Home » Atacama Desert wines & a 400-year-old pintatani wine tradition: A guide to the wines of Northern Chile

Atacama Desert wines & a 400-year-old pintatani wine tradition: A guide to the wines of Northern Chile

by Amanda Barnes
| November 20th, 2021,
Pintatani wines and sundried Pais in Codpa valley in Northern Chile. A guide to artisanal and natural wines in Chile and South America

The three northernmost provinces of Chile (Arica, Tarapacá and Antofogasta) are rarely cited for their wine production. Although the number of vineyards are few, there’s more to the story in Northern Chile. Here’s our guide to the wines of the region, which include wines from the Atacama Desert and pintatani, a sweet wine tradition that spans over 400 years. 

 

Although northern Chile has historically been planted with vines, there are few commercial vineyards in production to the north of the Atacama region. Between the regions of Arica, Tarapacá and Antofogasta, which are more than 900km in length in the northernmost stretch of the country, there are barely two dozen vineyards in commercial production according to official statistics. This is, however, a region with winemaking tradition and history.

A tradition of winemaking in Northern Chile

Arica in particular, which borders Peru and its southernmost wine regions, has a traditional wine valley surrounding the Codpa village in Camarones. Sitting at an altitude of over 1,850 metres, the narrow mountain valley of Codpa was once known for its sweet wine made from sun-dried Paí­s grapes, called pintatani wine.

Making pintatani wine in Codpa in northern Chile.
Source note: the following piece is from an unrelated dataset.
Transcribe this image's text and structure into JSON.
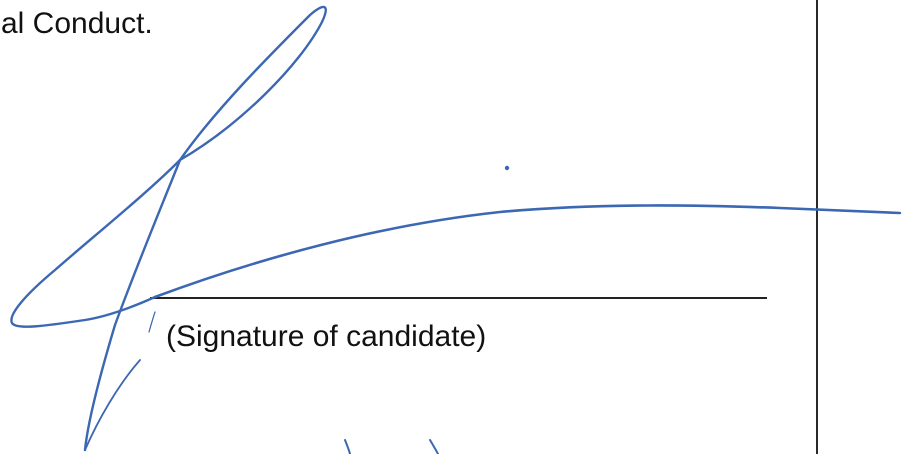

Guide to traditional and artisanal wines in Chile

Four centuries ago, there were over 50 families who made pintatani wine, using artisanal techniques (and treading the grapes by foot), and it was well-known in the region.

Guide to pintatani wines and the sweet Pais wines of Codpa in Camarones, Arica, Chile. Guide to Chilean wine.Today only 15 hectares of Paí­s remain in this area and far fewer producers. However, it is a traditional wine that is being maintained locally and through a local association of small producers, the Escuela del Vino de Codpa.
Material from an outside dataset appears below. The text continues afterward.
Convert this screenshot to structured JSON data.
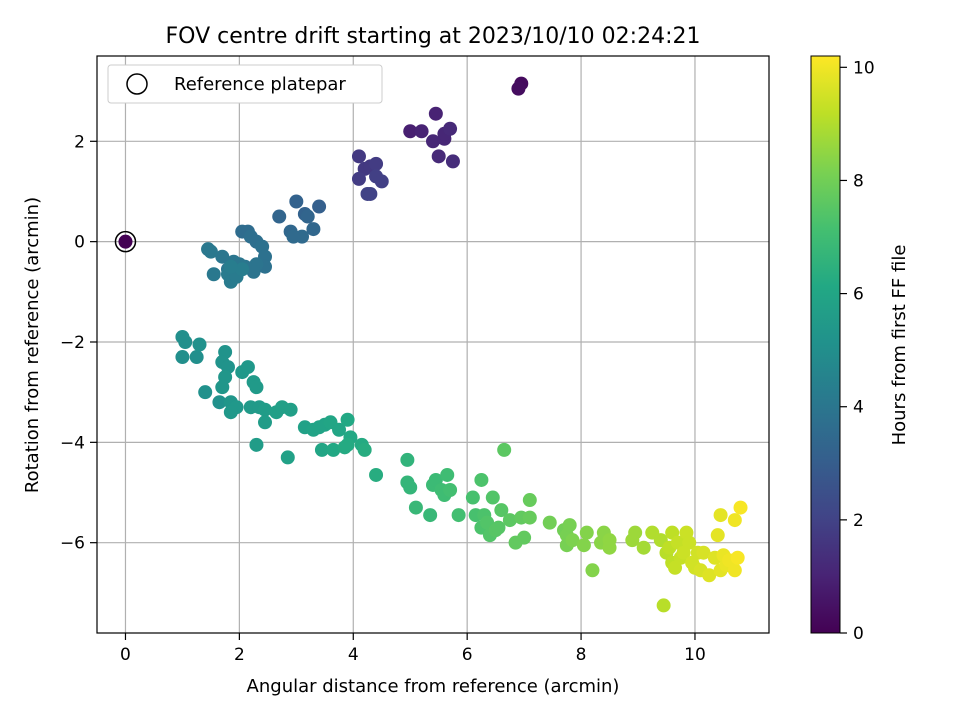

These producers continue making it in stone lagares which they have had in their family homes for generations, respecting the traditional technique. This style of pintatani is also seeing a revival further north, across the border in Peru.

Video on the production of pintatani wines in Codpa

Photos & video from Escuela del Vino de Codpa

Tamarugal & native grape discoveries in Tarapacá

In Tarapacá, the region just south of Arica, few hectares of vines remain but there are remnants of historic wineries that were in use until the early 20th century. Large tinajas are still buried in the ground and stone lagares still show the faint stains of wines that were made there almost a century ago.

There is an experimental vineyard in Pampa del Tamarugal looking into the viability of bringing viticulture back to the region and the discovery of Tarapacá’s own native white Criolla grape variety, called Tamarugal, has also brought a renewed excitement to the region. Tarapacá is a region with history and potentially a future as winemakers begin to re-discover and explore abandoned old vineyards and historical techniques.

Antofogasta & Ayllu: Wines from the Atacama Desert

Another notable plantation in the north is the half dozen hectares planted in San Pedro de Atacama (which is actually in the Antofogasta region rather than the Atacama region as the name would suggest). Finding vines in the driest desert in the world is remarkable but nothing new. In the village of Toconao, an oasis in the desert, there are a handful of families who have been making their own garage wines with Criolla grape varieties for generations.

With the nearby Valle de Luna, altiplano lakes, volcanoes, salt flats and steam-spitting El Tatio geysers, the town of San Pedro de Atacama has boomed as a tourist destination in the last 20 years. The new focus on this region attracted funding from the Chilean government to help develop the local wine industry with a small wine co-operative selling the wines under the Ayllu label. There are some 20 producers today, some of whom are making wine for the first time, with their own vineyards in the deep, sandy soils of the Atacama Desert.

If you visit one of the boutique hotels of San Pedro de Atacama you might get lucky and find some of these unique wines in stock. Recent vintages include Malbec, Moscatel, Paí­s, Syrah and Petit Verdot wines, which have a notable salinity and intense fruit character from the desert sun.

Although the wines of Chile’s northernmost regions are not immediately evident to the wine drinker, there are several wine oases to discover — hidden into the folds of the Atacama Desert.